Kandilli Rasathanesi öğretim üyesi Prof. Nurcan Meral Özel, 1506 depreminde 6 metre yüksekliğindeki dalgaların Yenikapı'ya ulaştığını ve 1894'te de dalgaların surları harap ettiğinin bilindiğini söyleyerek, "Hazırlıklı olmamız gerekiyor" dedi.
DHA'dan Enver Alas'ın haberine göre, Türk ve Japon bilimadamlarının işbirliği ile geçen yıl başlatılan 'Marmara Bölgesi'nde Deprem ve Tsunami Zararlarının Azaltılması ve Türkiye'de Eğitim Projesi' (MARDİM) kapsamında yapılan çalışmalar hakkında bugün basın toplantısı düzenlendi.
Kandilli Rasathanesi'nde yapılan toplantıya katılan, aynı zamanda MARDİM Projesi'nin koordinatörlüğünü de yürüten Japon Prof.
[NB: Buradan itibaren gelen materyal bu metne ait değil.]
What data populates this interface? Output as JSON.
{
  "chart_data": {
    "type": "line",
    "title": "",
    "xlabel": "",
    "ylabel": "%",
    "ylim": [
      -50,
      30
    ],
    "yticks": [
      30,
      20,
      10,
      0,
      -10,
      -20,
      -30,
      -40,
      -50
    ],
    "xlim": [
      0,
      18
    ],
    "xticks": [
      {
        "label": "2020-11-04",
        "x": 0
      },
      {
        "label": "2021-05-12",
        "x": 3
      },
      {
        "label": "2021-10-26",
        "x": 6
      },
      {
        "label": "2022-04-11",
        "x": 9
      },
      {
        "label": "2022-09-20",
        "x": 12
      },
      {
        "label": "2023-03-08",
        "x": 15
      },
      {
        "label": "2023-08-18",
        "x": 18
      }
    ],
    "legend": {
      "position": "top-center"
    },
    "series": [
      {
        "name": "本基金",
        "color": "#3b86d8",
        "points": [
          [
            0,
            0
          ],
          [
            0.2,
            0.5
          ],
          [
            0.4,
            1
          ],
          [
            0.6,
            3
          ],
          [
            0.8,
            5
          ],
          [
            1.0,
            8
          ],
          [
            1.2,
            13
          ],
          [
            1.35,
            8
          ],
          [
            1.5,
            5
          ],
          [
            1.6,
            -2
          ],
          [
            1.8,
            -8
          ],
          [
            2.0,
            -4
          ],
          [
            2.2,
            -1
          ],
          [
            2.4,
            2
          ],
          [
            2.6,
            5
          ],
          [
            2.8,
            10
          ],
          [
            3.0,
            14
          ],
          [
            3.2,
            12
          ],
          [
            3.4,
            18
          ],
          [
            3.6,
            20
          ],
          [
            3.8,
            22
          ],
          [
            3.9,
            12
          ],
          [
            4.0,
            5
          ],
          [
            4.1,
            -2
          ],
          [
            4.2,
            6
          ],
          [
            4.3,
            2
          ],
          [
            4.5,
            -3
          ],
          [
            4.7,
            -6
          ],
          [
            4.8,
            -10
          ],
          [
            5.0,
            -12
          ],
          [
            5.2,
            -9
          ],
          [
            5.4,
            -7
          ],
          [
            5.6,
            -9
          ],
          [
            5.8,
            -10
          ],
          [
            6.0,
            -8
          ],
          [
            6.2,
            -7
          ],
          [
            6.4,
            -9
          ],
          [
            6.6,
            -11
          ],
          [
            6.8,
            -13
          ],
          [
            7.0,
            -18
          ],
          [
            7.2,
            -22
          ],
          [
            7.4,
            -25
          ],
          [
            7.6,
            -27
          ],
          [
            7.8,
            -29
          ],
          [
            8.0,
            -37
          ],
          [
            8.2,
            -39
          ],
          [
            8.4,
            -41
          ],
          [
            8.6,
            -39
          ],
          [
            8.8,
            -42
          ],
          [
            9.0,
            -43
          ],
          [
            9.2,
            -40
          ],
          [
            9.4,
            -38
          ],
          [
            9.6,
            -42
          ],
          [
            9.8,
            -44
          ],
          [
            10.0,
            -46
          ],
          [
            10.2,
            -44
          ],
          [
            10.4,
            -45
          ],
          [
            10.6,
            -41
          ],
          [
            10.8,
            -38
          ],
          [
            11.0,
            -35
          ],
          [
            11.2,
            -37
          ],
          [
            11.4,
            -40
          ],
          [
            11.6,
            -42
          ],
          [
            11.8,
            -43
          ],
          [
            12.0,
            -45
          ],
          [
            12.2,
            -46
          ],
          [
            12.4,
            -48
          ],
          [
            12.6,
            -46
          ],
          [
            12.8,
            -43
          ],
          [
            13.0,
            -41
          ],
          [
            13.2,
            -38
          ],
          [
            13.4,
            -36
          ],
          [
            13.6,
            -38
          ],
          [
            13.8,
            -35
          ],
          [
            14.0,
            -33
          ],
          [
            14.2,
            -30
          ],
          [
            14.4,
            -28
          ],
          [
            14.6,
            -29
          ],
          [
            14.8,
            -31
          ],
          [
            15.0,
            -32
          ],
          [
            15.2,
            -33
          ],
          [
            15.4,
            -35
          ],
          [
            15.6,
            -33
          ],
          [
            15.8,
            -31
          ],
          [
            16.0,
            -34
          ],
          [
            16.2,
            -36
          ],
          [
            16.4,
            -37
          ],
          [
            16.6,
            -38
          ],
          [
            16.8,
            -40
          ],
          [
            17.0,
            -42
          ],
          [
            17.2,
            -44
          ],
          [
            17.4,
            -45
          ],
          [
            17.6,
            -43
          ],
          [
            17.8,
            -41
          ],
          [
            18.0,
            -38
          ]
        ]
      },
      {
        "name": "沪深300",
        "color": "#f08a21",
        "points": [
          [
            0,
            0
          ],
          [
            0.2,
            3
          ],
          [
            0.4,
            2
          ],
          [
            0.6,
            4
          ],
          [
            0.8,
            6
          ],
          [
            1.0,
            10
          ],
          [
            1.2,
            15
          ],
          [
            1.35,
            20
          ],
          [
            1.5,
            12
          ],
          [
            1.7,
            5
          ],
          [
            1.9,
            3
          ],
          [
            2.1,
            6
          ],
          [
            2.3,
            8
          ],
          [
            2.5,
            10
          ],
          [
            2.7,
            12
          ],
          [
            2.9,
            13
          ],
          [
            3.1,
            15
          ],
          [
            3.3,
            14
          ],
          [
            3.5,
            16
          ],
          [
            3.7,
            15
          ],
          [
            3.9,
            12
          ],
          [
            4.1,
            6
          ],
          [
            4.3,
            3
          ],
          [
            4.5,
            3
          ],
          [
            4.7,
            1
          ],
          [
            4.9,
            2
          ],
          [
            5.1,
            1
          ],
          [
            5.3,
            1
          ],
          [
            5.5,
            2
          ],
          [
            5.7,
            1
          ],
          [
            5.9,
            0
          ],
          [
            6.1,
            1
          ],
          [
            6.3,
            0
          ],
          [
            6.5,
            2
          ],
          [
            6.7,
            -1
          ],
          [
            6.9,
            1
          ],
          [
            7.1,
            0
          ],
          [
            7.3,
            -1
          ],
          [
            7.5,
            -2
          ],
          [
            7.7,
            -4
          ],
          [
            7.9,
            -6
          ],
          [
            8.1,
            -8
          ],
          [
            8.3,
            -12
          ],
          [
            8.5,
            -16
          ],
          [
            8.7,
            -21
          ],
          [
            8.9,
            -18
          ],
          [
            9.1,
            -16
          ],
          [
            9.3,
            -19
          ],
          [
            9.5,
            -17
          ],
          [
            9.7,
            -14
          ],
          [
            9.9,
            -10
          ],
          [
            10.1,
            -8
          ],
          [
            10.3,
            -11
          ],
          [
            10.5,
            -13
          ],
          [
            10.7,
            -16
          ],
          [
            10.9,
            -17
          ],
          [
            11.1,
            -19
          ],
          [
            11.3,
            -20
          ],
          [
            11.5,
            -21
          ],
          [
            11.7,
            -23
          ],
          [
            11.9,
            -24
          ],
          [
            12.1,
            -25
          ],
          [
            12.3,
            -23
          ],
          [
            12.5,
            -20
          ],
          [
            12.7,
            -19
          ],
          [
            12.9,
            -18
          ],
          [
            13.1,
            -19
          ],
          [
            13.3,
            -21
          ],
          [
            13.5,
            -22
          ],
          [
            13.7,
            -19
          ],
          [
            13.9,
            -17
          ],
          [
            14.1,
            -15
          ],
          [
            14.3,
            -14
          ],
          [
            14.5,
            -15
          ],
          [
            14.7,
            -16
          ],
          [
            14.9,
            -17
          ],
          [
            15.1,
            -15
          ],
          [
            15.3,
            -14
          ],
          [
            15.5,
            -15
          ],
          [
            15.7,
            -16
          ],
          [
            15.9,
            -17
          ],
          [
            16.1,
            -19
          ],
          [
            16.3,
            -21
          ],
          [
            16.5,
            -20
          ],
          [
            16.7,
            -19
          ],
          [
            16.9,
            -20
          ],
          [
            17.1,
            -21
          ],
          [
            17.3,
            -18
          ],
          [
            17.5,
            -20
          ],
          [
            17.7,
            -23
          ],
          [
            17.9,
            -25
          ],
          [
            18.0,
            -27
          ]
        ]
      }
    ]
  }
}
Yoshiyuki Kaneda ve Boğaziçi Üniversitesi Kandilli Rasathanesi ve Deprem Araştırma Enstitüsü Öğretim Üyesi Prof. Nurcan Meral Özel, proje kapsamında yapılan çalışmalar hakkında bilgi verdi.
Prof. Nurcan Meral Özel, proje ile amaçlarının, Marmara'da beklenen deprem için deniz ve kara gözlemlerini yaparak, Kuzey Anadolu Fay Hattı'nın Marmara Denizi içindeki hareketliliğinin gözlemlenmesi olduğunu söyledi.
Konuşmasında, ülkesinde 2011 yılında yaşanan tsunami felaketine de değinen Prof. Kaneda, Marmara Denizi içinde meydana gelebilecek bir depremin tsunami yaratma potansiyeli olduğunu vurguladı.
'Tsunami sadece okyanuslarda olmuyor'
Toplantının sonunda, Prof. Yoshiyuki Kaneda ve Prof. Dr. Nurcan Meral Özel basın mensuplarını sorularını yanıtladı.
Bir gazetecinin, "Tsunaminin oluşabilmesi için büyük dalgalar gerekiyor. Marmara için böyle bir şey mümkün mü? Marmara Denizi göz önüne alındığında, oluşabilecek dalgaların boyu ne kadar olur?" şeklindeki sorusuna, Prof. Dr. Nurcan Meral Özel şu yanıtı verdi:
"Tsunami sadece okyanuslarda olmuyor. Deprem eğer denizin içindeyse, hemen hemen bütün deniz seviyelerinde yükselme oluyor. Marmara Denizi'nde meydana gelebilecek tsunamilerin sebebi, toprak kaymaları sonucunda deniz suyunun yükselmesiyle olur. Tarihsel deprem kayıtlarına göre, 1506 yılında meydana gelen depremde deniz seviyesinden 6 metre yüksekliğindeki dalgaların Yenikapı'ya kadar ulaştığı konusunda tarihsel belgeler var.
Yine 1894 depreminde de, Marmara'da denizin yükseldiğini ve özellikle dalgaların surları harap ettiği konusunda tarihsel bilgilerimiz mevcut. Kocaeli depremi sırasında da, Gölcük'te deniz seviyesinde bir yükselme olduğunu biliyoruz. Yani bu tehlike Türkiye'yi çevreleyen denizlerde yok değildir. Pasifik ülkelerindeki tehlike kadar olmasa da, bizde de az bile olsa bir tehlike var. Bizim de buna hazırlıklı olmamız gerekiyor."